New BIND 9.2.0 Features

This section describes the new features in BIND 9.2.0.

New Options in Options Statement

The following lists the new options added in the Options statement:

dump-file
This option is used to specify the pathname of the file to which the server dumps the database with the rndc dumpdb command. Default is named_dump.db. The syntax of dump-file option in the Options statement in the /etc/named.conf file is as shown below:
dump-file “path_name”;
where:
path_name specifies the file to which the server dumps the database.
statistics-file
This option is used to specify the pathname of the file in which the server appends statistics using the rndc stats command. Default is named.stats in the server’s current directory. The syntax of statistics-file option in the “Options” statement in the /etc/named.conf file is as shown below:
statstics-file “path_name”;
The statistics file generated by BIND 9.2.0 is similar, but not identical, to that generated by BIND 8.1.2. For information on the format of the statistics file and the statistics counters, refer to the named-conf(1) man page distributed with this release.
blackhole
This option is used to specify a list of addresses from which the server will not accept queries or and does not use them to resolve a query. Default is none. The syntax of blackhole option in the “Options” statement in the /etc/named.conf file is as shown below:
[ blackhole {address_match_list {; ]
coresize
This option is used to specify the maximum size of a core dump. Default is default. The syntax of coresize option in the “Options” statement in the /etc/named.conf file is as shown below:
[ coresize size_spec ; ]
sortlist
The sortlist statement takes an address_match_list and interprets it. Each top level statement in sortlist must be an explicit address_match_list with one or two elements. The first element, which may be an IP address, IP prefix, acl name or a nested address_match_list is checked against the source address of the query until a match is found.
Once the source address of the query has been matched, if the top level statement contains only one element, the actual element that matched the source address is used to select the address in the response to move to the beginning of the response. Each top level statement element is assigned a distance and the address in the response with the minimum distance is moved to the beginning of the response.
A sample sortlist statement usage in the Options statement in the /etc/named.conf file is as shown below:
[ sortlist { address_match_list }];
NOTE: Refer to the named.conf(4) man page for more information on the usage of sortlist statement.
max-cache-size
max-cache-size is used to specify the maximum amount of memory to use for the server’s cache, in bytes. When the amount of data in the cache reaches this limit, the server will cause records to expire prematurely so that the limit is not exceeded. In a server with multiple views, the limit applies separately to the cache of each view. The default is unlimited, meaning that records are purged from the cache only when their TTLs expire.

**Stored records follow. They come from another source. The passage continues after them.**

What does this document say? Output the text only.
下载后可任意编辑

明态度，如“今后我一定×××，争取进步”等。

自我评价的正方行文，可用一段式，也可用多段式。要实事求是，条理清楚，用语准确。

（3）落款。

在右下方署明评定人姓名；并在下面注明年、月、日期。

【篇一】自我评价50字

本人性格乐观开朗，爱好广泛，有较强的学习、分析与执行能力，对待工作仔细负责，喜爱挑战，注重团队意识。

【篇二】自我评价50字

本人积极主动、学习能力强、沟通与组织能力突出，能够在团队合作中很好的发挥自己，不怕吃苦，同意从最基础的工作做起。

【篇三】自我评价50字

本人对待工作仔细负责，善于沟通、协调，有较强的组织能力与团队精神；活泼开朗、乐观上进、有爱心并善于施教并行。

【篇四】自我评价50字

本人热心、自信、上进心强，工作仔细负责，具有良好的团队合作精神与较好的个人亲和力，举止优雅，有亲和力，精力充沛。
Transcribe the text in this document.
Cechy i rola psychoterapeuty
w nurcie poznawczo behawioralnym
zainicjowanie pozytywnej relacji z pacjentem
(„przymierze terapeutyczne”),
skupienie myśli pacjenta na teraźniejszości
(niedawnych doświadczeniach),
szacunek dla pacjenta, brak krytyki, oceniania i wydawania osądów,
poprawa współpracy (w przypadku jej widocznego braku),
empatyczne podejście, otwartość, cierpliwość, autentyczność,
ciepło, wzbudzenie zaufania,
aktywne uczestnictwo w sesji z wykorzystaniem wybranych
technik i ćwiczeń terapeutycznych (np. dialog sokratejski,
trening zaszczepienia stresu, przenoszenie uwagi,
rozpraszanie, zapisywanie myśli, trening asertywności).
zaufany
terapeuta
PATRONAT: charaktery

New Option in “Server” Statement

The bogus option can be used to prevent queries to a remote server which is giving out invalid data. The default value of bogus is no. The syntax of bogus option in the “Server” statement is as shown below:

[ bogus yes_or_no ; ]

New Options in “Zone” Statement

The following lists the new options added in “Zone” statement:

forwarders
This option can be used to specify the IP addresses to be used for forwarding. The forwarding facility can be used to create a large site-wide cache on a few servers, reducing traffic over links to external nameservers. This facility also allows queries by servers that do not have direct access to the Internet, but wish to look up exterior names. Forwarding occurs only on those queries for which the server is not authoritative and does not have an answer in its cache.
The forwarders option is specified in the /etc/named.conf file as:
[ forwarders { ip_addr [port ip_port] ; [ ip_addr [port ip_port] ; ... ] }; ]
allow-update
This option can be used to specify which hosts are allowed to submit Dynamic DNS updates for master zones. By default, updates from all hosts are denied.
NOTE: allow-update option is not applicable for slave zones. Refer to the named.conf(4) man page for more information.

rndc-confgen

rndc-confgen can be used to generate rndc.conf, the configuration file for rndc. Alternatively, it can also be run with the -a option to set up a rndc.key file thus avoiding the need for a rndc.conf file and a control statement.

rndc-confgen is run on the command line as:

rndc-confgen [-a] [-b keysize] [-c keyfile] [-h] [-k keyname]
[-p port] [-r randomfile] [-s address] [-t chrootdir] [-u use]

Where

“-a” option is used to configure rndc automatically. This creates a file rndc.key in /etc which is read by both rndc and named on start-up.

“-b keysize” is used to specify the size of the authentication key in bits. The value must range between 1 and 512. Default is 128 bits.

“-c keyfile” is used with the -a option to specify an alternate location for the rndc.key file.

“-h” is used to print a short summary of the options and arguments to rndc-confgen utility.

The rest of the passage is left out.